As I lie awake in the wee hours, I think of death, not so much mine as Peggy’s. I don’t believe I could live without her. I don’t believe I would want to live without her. I think of my own death too. I’m 62, and we’ve lived in this house 21 years. Those years flew by. In another 21 years, I’ll be 83, which is statistically longer than I can expect to live. This means that death is practically at the door, and when I look at my life, I wonder what it was all about. What did I accomplish? Not much. What was I thinking? Not much. Why am I not trying to atone for those years while I still have time? Because I feel defeated by how little time I have left. Yet, there’s another part of me that thinks there will always be another tomorrow. After all, I don’t remember a day so dark that this wasn’t true. Try as I might, I can’t conceptualize non-existence.

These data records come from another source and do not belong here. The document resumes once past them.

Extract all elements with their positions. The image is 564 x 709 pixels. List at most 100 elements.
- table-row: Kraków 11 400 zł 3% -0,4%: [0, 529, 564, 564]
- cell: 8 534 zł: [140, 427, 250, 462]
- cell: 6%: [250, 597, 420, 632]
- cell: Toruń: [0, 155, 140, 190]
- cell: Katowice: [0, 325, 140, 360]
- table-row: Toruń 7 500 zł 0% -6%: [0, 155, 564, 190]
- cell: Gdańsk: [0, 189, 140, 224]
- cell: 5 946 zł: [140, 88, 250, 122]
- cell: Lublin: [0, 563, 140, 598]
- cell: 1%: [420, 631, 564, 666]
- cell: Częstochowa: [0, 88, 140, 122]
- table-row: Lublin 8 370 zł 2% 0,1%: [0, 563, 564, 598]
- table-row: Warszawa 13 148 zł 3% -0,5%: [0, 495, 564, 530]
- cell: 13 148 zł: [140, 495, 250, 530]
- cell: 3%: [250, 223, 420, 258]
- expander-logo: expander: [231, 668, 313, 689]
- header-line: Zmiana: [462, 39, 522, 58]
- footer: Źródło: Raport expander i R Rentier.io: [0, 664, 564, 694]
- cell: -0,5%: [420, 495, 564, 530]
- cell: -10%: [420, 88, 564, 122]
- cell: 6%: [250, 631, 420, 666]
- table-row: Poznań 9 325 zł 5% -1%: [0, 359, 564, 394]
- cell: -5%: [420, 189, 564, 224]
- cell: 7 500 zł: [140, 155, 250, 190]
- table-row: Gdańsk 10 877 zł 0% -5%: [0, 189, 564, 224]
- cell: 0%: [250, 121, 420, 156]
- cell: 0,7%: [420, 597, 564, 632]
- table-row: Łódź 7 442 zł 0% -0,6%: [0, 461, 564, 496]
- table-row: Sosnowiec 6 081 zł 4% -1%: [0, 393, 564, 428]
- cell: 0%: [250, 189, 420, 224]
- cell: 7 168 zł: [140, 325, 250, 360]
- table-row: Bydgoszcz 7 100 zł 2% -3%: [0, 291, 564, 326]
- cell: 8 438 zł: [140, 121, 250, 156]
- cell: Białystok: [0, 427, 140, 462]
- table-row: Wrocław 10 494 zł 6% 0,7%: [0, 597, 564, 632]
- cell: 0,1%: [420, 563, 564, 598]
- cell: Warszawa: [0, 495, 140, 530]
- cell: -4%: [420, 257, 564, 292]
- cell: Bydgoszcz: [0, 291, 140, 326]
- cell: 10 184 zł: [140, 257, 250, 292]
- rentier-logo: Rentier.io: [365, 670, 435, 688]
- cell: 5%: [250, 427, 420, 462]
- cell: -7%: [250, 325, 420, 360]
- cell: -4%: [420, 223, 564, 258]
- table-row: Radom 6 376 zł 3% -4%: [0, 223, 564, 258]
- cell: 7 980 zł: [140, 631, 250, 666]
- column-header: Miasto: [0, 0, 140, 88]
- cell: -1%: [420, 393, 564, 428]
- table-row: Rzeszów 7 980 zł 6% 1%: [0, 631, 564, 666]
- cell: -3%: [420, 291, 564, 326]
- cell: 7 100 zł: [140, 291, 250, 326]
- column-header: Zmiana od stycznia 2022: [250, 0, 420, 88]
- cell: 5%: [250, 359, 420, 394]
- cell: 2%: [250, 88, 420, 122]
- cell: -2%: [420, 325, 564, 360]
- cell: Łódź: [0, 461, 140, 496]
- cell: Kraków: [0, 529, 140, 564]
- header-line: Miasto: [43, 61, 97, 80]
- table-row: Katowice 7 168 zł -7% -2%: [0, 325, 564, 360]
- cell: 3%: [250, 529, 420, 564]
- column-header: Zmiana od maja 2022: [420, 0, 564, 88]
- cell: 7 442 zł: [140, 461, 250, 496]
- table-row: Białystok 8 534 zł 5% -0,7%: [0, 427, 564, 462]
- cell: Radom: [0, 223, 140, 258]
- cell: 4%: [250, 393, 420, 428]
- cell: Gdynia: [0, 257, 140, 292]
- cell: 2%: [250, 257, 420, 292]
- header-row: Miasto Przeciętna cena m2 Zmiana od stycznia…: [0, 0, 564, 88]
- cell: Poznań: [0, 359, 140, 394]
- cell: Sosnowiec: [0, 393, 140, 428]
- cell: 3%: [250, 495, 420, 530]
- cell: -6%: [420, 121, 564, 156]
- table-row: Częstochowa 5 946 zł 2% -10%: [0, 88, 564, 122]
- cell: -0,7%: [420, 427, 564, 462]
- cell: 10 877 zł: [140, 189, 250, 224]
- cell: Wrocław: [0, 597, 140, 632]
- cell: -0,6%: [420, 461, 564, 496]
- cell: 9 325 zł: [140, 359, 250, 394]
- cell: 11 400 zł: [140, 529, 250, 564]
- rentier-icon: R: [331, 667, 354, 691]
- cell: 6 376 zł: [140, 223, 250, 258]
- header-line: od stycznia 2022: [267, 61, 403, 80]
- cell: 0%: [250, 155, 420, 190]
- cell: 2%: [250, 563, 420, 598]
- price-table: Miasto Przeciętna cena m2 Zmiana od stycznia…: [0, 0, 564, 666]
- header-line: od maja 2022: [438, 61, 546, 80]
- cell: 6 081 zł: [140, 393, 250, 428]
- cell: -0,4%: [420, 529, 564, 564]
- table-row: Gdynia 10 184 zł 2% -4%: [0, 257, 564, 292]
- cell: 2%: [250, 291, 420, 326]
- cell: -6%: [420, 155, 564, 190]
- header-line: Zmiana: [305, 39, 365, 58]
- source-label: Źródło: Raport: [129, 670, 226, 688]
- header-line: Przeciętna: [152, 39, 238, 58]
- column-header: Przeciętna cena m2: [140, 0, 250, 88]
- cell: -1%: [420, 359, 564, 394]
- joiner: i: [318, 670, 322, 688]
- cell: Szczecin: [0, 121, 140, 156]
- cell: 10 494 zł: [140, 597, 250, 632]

I’ve lost many people to death. Some were old, and their deaths were expected. Others died tragically (I’ve always been attracted to tragic souls), and few people remember them. Yet, I carry them in my heart everyday. I thought all too little of our time together when they were alive. Then they died, and I realized how much they meant to me. Every moment I was with them now seems like a rare jewel. I try to take this awareness into my relationships with the living, but a reticency stops me. It’s easier to be intimate with the dead because the dead cannot reject me. The dead can be whatever I want them to be.
I’ve lost many dogs to death too, and I miss them even more than I miss the people. This is because dogs are like children—they’re dependent, ever present, and their lives are built around me. If I’m kind to them, they have a good life, but if I’m unkind, their life sucks. They die all too soon, and then I wish I had been even more kind. I never feel that I make the grade whether with humans or with dogs. I’m simply not good enough. I always want more than they can give, yet I can never give as much as I think I should. I want to work through these problems before I die. I want to feel that I did at least one relationship right.
As I was writing this, I learned that my friend, Carl Haga, died this morning. He and I and two other men played pool once a week for years, and only two of us are left. Now I have another jewel to carry within my heart.